I guess it must’ve frustrated him, not being able to communicate completely with us, heh, feelings are complex, and I suppose that he never really had much opportunity to really delve into them, much less into our own.

But it wasn’t completely hopeless.

My Father spoke on a less communicable level, when I started being his ‘Little Assistant’, I felt a bond with him, that I almost couldn’t understand. But I could’ve barely felt his emotions, I sensed when he was frustrated, when he was genuinely happy, and I was able to tell that he can sense my emotions, when I was passionate, when I was at my wits end, and heh, when I was stubborn like him, trying to get a job done.

I am glad I was able to realize his lack of communication skills early and that’s when I told him as much as I could, granted, he didn’t understand much, but he realized what he could and tried to help at every opportunity.

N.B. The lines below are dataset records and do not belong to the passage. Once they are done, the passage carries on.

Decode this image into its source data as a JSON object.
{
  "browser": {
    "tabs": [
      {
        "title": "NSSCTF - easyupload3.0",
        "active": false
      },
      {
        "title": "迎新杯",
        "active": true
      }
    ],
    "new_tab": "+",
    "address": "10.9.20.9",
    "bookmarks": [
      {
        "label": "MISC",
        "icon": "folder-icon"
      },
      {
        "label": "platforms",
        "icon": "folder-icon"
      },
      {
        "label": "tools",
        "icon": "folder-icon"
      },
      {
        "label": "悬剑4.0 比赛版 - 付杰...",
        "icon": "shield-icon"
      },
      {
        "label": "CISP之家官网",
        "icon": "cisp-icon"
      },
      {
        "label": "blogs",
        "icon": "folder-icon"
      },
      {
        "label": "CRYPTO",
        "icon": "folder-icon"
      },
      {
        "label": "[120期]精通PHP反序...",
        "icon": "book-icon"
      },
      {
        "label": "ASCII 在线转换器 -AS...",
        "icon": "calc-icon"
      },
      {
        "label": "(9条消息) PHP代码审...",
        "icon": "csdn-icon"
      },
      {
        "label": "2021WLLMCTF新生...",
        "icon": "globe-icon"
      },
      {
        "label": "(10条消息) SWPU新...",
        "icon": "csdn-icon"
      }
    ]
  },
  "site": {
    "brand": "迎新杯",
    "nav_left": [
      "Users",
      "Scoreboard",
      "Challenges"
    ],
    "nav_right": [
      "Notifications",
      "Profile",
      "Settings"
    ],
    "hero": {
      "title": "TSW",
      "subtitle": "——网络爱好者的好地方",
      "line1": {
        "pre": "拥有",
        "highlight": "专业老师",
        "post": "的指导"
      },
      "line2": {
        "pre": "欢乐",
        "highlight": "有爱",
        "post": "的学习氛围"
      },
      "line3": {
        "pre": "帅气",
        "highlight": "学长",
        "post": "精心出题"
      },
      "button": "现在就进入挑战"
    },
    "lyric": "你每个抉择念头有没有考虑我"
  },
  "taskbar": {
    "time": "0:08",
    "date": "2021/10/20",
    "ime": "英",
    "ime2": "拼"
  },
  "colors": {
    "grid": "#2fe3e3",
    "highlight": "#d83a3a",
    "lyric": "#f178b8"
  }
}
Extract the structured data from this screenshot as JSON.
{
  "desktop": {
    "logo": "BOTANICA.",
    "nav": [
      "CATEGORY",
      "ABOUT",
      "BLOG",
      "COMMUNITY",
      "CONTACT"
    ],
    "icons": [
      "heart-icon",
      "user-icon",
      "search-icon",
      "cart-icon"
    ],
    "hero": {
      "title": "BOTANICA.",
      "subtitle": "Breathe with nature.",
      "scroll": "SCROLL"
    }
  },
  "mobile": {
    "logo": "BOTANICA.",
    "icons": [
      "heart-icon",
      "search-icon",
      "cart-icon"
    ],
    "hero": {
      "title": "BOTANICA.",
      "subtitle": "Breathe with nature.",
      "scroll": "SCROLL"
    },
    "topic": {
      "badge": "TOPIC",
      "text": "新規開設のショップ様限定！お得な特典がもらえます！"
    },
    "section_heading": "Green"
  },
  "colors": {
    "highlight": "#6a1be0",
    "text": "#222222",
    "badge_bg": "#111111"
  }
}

It also helped me realize that some people communicate without words, through gestures, small movements, subtle changes in their tone of voice, even through hitting others in the back of the head. I also learned the value of communication as a whole, to overcome that awkwardness that constantly thwarted my Father, and really learn what’s going on in people’s lives and offer my help.

I’m definitely going to need this skill when I’m a doctor, because I’m going to run into a lot of people, of various backgrounds and levels of communication.